Oft habe ich in
meinen Tagebuchzeilen das Thema arabischer Realisten, in anderen Worten
arabischer Friedensvertreter gegenüber Israel und den freien Gesellschaften der
Welt ganz allgemein, angesprochen. Immer wieder hatte ich betont, dass es zwar wenige
Dutzend solcher gibt, sie jedoch kaum in der arabischen Welt selbst, sondern im
der freien Gesellschaft des Westens leben. Einige von ihnen wie Fuad Ajami der
Princeton Universität und Bassam Tibi aus Göttingen habe ich schon erwähnt. Neuerdings
ist mir Youssef M. Ibrahim unter die Augen gekommen. Youssef M. Ibrahim ist
Journalist und, schreibt seit Jahrzehnten für grosse Zeitungen der USA und
steht heute einem sich mit Energiefragen beschäftigendem Thinktank vor. Er lebt
wechselweise in den USA und Dubai. In einem TV-Interview in 2009
beschreibt er wunderschön, fast rührend, seine Kindheit und Jugend in Ägypten
und erklärt die heutigen Vorgänge in der arabischen Welt. Er meint im Gespräch überzeugend
„dass die arabische Sicht, das keine arabischen Probleme gelöst werden können,
bevor nicht der Israel-Palästina Konflikt gelöst ist, sei vollkommener Unsinn“.
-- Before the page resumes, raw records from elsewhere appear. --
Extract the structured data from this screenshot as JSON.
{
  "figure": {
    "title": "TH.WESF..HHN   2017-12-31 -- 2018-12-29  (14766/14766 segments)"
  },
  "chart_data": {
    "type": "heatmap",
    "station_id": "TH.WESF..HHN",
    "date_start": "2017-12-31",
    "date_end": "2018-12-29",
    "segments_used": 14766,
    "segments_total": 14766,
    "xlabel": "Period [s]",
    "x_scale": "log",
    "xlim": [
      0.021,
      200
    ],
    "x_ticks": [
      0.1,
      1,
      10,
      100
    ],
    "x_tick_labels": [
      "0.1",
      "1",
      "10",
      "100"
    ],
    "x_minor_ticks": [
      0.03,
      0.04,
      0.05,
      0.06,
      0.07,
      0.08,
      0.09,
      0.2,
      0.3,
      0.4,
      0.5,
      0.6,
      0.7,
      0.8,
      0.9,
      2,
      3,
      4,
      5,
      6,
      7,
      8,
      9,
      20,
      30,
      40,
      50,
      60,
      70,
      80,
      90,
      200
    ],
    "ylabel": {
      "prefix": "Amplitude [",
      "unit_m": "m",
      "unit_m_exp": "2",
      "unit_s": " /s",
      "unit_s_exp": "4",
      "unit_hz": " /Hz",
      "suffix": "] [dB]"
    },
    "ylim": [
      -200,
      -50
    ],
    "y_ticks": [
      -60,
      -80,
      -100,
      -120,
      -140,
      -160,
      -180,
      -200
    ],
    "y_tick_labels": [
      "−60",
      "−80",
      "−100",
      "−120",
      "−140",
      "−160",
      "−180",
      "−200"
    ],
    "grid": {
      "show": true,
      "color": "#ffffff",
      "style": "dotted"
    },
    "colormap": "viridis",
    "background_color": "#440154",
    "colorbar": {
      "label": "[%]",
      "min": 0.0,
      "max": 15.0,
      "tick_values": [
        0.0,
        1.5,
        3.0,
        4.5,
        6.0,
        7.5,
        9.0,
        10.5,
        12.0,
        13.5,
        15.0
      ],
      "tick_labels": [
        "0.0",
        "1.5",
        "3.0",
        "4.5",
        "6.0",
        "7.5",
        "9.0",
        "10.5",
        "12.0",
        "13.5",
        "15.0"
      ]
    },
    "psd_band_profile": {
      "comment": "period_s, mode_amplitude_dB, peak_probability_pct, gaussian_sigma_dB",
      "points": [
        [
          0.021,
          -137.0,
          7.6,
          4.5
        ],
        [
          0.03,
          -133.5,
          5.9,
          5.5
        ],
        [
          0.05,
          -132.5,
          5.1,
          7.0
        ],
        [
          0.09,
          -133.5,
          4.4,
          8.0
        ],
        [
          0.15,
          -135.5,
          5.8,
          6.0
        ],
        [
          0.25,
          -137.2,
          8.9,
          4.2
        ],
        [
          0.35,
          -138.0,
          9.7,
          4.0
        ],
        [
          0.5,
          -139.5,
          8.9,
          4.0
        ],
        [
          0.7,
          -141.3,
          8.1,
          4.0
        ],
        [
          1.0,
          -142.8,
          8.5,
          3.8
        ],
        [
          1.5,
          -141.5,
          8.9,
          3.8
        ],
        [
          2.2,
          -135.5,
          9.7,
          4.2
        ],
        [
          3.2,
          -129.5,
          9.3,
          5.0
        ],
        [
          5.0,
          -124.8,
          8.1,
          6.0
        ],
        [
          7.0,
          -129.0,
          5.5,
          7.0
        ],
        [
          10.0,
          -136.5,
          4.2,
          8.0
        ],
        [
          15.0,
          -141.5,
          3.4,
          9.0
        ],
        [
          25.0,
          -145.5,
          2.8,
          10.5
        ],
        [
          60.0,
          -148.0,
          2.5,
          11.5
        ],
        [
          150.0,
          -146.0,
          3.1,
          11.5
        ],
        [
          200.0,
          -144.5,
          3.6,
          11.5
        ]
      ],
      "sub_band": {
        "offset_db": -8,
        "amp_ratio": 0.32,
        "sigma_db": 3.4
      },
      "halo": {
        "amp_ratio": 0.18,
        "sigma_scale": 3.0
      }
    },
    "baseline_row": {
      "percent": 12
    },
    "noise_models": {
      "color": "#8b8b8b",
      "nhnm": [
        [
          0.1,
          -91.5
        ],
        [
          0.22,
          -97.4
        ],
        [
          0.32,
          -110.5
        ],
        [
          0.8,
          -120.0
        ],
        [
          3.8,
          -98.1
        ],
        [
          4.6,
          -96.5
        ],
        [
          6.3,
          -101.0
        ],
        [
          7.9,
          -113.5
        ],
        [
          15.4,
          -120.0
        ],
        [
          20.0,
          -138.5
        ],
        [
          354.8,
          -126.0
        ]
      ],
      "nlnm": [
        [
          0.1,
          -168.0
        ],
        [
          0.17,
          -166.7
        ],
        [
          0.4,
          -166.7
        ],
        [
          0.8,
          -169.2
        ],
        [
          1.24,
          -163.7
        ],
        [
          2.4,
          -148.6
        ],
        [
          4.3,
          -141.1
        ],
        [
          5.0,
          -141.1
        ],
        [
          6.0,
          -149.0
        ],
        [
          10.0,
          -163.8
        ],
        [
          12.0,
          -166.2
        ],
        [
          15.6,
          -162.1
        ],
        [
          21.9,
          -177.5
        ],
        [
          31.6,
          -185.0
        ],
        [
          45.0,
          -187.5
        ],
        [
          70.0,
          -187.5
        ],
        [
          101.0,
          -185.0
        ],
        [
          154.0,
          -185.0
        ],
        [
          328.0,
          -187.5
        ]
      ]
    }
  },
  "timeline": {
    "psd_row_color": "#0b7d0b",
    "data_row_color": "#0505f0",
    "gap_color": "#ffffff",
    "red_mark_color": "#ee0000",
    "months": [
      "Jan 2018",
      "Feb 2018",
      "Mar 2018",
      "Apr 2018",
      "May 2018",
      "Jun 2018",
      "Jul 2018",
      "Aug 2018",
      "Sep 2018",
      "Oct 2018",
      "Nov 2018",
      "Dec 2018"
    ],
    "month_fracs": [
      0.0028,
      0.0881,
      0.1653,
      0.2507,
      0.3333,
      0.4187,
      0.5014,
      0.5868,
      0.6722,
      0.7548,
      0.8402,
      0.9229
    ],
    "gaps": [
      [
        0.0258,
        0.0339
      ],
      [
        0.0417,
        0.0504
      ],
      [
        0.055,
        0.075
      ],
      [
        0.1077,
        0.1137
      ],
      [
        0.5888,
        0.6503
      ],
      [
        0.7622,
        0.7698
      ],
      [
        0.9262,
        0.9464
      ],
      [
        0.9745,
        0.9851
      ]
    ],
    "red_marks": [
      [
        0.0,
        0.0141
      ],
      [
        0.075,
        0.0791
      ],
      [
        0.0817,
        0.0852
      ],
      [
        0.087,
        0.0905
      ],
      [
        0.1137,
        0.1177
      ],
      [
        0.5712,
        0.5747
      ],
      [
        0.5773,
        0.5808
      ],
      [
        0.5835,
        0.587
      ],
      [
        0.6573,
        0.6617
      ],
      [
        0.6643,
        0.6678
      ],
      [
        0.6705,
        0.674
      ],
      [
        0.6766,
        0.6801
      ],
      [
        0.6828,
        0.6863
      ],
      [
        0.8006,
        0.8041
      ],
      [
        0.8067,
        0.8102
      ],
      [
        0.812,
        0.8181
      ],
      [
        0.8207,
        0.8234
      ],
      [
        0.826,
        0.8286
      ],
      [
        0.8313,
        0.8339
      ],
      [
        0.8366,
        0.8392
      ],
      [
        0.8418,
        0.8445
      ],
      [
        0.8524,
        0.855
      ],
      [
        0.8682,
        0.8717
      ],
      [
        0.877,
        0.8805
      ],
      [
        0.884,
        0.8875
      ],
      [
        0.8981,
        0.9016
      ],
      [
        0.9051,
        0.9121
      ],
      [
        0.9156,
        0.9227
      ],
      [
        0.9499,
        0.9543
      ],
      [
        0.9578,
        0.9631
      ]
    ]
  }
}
Der kompulsive arabisch-islamische Judenhass ist ein anderes Thema, das er
bespricht. Eine Akzeptanz Israels in der arabischen Welt hält er auf absehbare
Zeit unmöglich. Es lohnt sich die 70 Minuten Zeit in dieses Interview zu
investieren – auch wenn es in englischer Sprache stattfindet. Auch wenn es
nicht heute, in der Zeit des arabischen Winters stattfand, ist es genau so
aktuell wie vor drei Jahren.
Im Juli 2006,
also drei Jahre früher als obiges Interview, schrieb Youssef M. Ibrahim einen
offenen Brief an die Palästinenser,
den ich hier selbst ins Deutsche übersetzt habe. Fast alle seiner Aussagen sind
heute so aktuell, wie in 2006.
„Jewish World Review“,
„Jewish World Review“, 12. Juli 2006
"Liebe
palästinensisch-arabische Brüder.
Der Krieg mit
Israel ist vorbei.
Ihr habt
verloren. Gebt auf und verhandelt über die Sicherung der Zukunft eurer
Kinder. Wir, eure arabischen Brüder, mögen euch versichern bis wir blau im
Gesicht sind, dass wir euch unterstützen, doch die Weisen unter euch und die
meisten unter uns wissen: wir Nichtpalästinenser führen unser Leben fort, weg von der müden alten
Ideen euch bei die palästinensische-arabische Sache und dem „ewigen Kampf“ gegen
Israel wirklich zur Seite zu stehen.
Liebe Freunde,
ihr und eure Führer verschwendeten drei Generationen mit dem Versuch für
Palästina zu kämpfen, aber die Wahrheit ist, das Palästina, das ihr 1948 hättet
haben können, viel grösser war, als das Palästina, das ihr hättet in 1967 haben
können, das wiederum grösser war als das Palästina, für das ihr euch heute oder
in zehn Jahren bescheiden werden müsst. Kampf [er meint wohl eher „strampeln“]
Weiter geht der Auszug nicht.